Darüber, auf dem Ausschnitt, nur noch ein Satzfragment unter der Headline: "[…] Vorstellung von der chronologischen Abfolge der Kultur zu versperren: […]"

Zum Foto: André Malraux wurde von Maurice Jarnoux für Paris Match
** fotografiert – er lehnt stehend, in seinem Salon, an einem hellen Flügel [4]; er stützt sich leicht mit seinem Hintern ab. Anzug, Krawatte, Einstecktuch, Zigarette im Mund, die Hose mit sauberer Bügelfalte, die Schuhe schwarz und leicht glänzend – ein Understatement, das keine Zweifel aufkommen lässt an der Seriosität dessen, was hier geschieht.

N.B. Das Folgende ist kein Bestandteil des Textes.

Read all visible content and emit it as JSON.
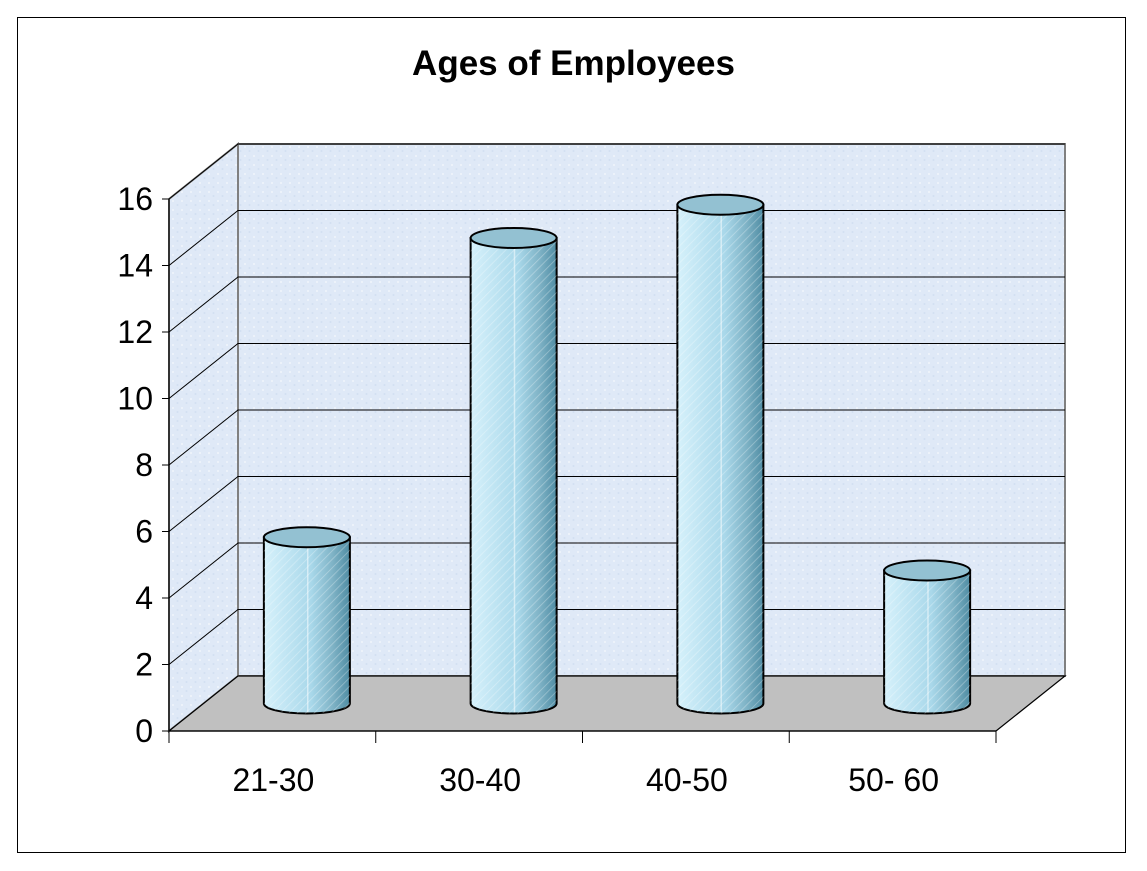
{
  "chart_data": {
    "type": "bar",
    "title": "Ages of Employees",
    "categories": [
      "21-30",
      "30-40",
      "40-50",
      "50- 60"
    ],
    "values": [
      5,
      14,
      15,
      4
    ],
    "ylim": [
      0,
      16
    ],
    "yticks": [
      "0",
      "2",
      "4",
      "6",
      "8",
      "10",
      "12",
      "14",
      "16"
    ],
    "xlabel": "",
    "ylabel": "",
    "grid": true,
    "legend": "none",
    "style": "3d-cylinder",
    "colors": {
      "bar": "#a9d8ea",
      "bar_dark": "#4f8ca3",
      "wall": "#dfe9f7",
      "floor": "#c0c0c0",
      "grid": "#000000"
    }
  }
}
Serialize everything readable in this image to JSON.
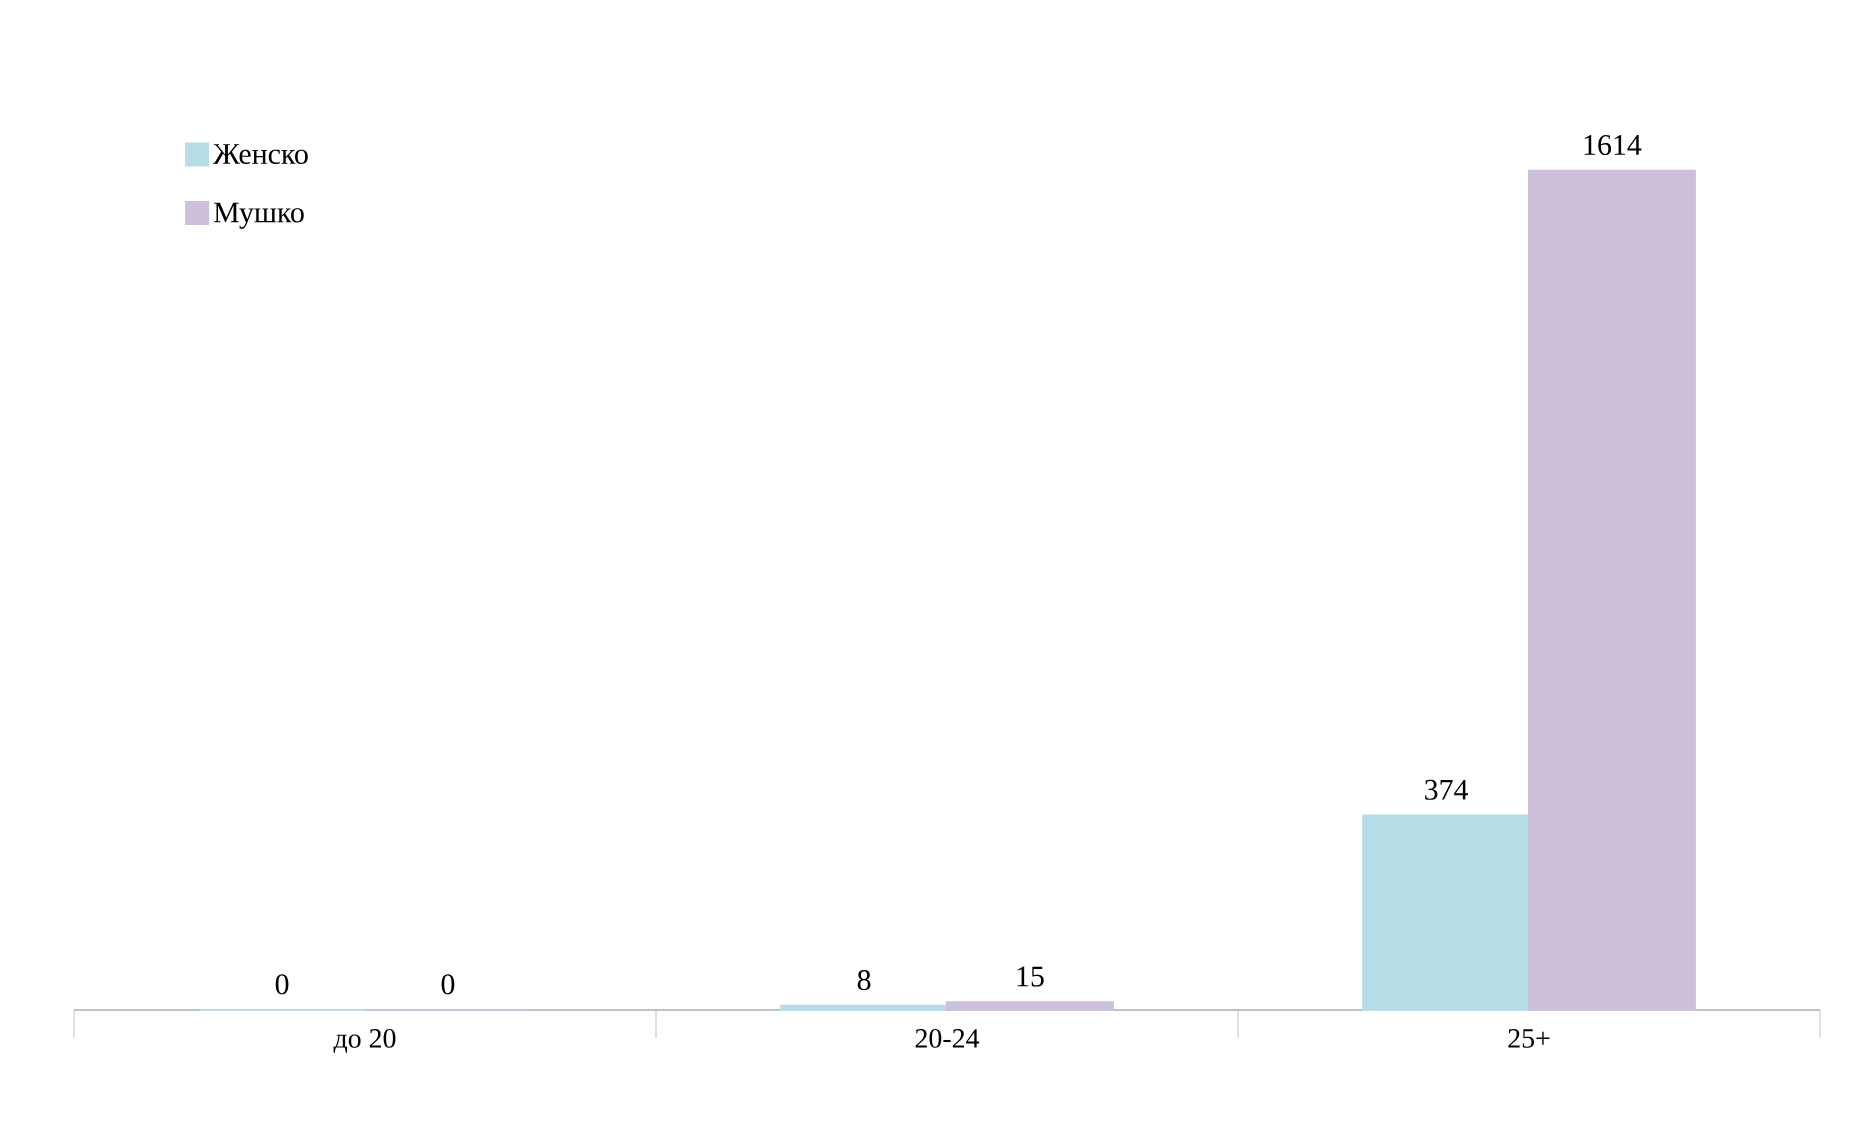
{
  "chart_data": {
    "type": "bar",
    "categories": [
      "до 20",
      "20-24",
      "25+"
    ],
    "series": [
      {
        "name": "Женско",
        "color": "#b7dde8",
        "values": [
          0,
          8,
          374
        ]
      },
      {
        "name": "Мушко",
        "color": "#ccc0da",
        "values": [
          0,
          15,
          1614
        ]
      }
    ],
    "data_labels": true,
    "legend": "top left"
  }
}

Um ihn herum, auf dem Boden, Hunderte Schwarz-Weiß-Andrucke seines Buchprojekts, paarweise arrangiert, Doppelseite neben Doppelseite. In der Hand hält er eine einzelnen Andruck, den er konzentriert betrachtet – wir sehen nur die weiße, leere Rückseite. Wir nicht das Bildmotiv zu sehen – das sieht nur Malraux, der es für uns bewertet.

Kunsthistoriker stellen diese Szene seit Jahrzehnten neben Aby Warburgs Mnemosyne-Atlas* – und werten dabei meist unnötig: hier die seriöse Wissenschaft, dort die Selbstinszenierung. Warburg kuratierte, sich selbst wiederholt korrigierend, schwarze Tafeln mit einer jeweils fasslichen Anzahl von Bildbeispielen und dokumentierte jede Fassung frontal, also sachlich nachvollziehbar – Malraux hingegen prüfte Andrucke, für niemanden bestimmt, außer für ihn selbst: zwei verschiedene Gattungen von Tätigkeit, die nur zufällig ähnlich aussehen. Dass dabei u.a. dieses Foto entstand, das sich gut zu Werbezwecken einsetzen ließ, sollte den (nötigen) Arbeitsvorgang – die Korrektur vor der Druckfreigabe – nicht diskreditieren.


Der Dieb

Was ich damals nicht wusste: dieser distinguiert wirkende Mann war 1923, mit 22 Jahren, zusammen mit seiner Frau und einem Freund in den Tempel Banteay Srei in Kambodscha eingebrochen und hatte zwei Tage lang mit einfachem Werkzeug Devata-Reliefs aus der Wand gesägt, um sie an amerikanische Sammler zu verkaufen, weil er das Vermögen seiner Frau an der Börse verspekuliert hatte. Er wurde erwischt, verurteilt zu drei Jahren – und saß keinen einzigen Tag ab, weil Freunde wie André Breton für ihn petitionierten und weil das Kolonialsystem, das ihn richtete, auch das System war, das ihn laufen ließ.

Zwanzig Jahre später ordnet derselbe Mann in seinem Salon die Weltkunst neu – nach visueller Ähnlichkeit, zu einem Musée imaginaire. Und die Idee war nicht mal seine eigene: Jahre bevor Malraux sich damit befasste, hatte der Fotograf André Vigneau in seiner „Encyclopédie photographique de l'art" (fünf Bände, ab 1935) genau das vorgemacht – Kunstwerke aus aller Welt fotografisch nebeneinandergestellt, um Verwandtschaften sichtbar zu machen. Der Kunsthistoriker Walter Grasskamp hat das im Detail nachgewiesen und bringt es auf den Punkt: Malraux war „der bessere Sloganeer" – er übernahm das Prinzip, ohne die Quelle kenntlich zu machen.

Das Vokabular, mit dem man das heute verhandelt, vergesse ich zuverlässig wieder, sobald ich es gelesen habe – Othering, Extraktivismus, symbolische Landnahme, Begriffe, die klingen, als bräuchten sie eine eigene Fußnote, nur um zu sagen, was die Kellnerin weiter unten in einem Satz sagen kann. Der Kern, so viel bleibt hängen: Aneignung nicht als Diebstahl von Objekten, sondern als Diebstahl von Deutungshoheit – Malraux ordnet fremde, meist außereuropäische Kulturgüter in seine eigene, universalistische Erzählung ein, ohne die Herkunftsgemeinschaft je zu fragen, ob sie sich darin wiederfindet.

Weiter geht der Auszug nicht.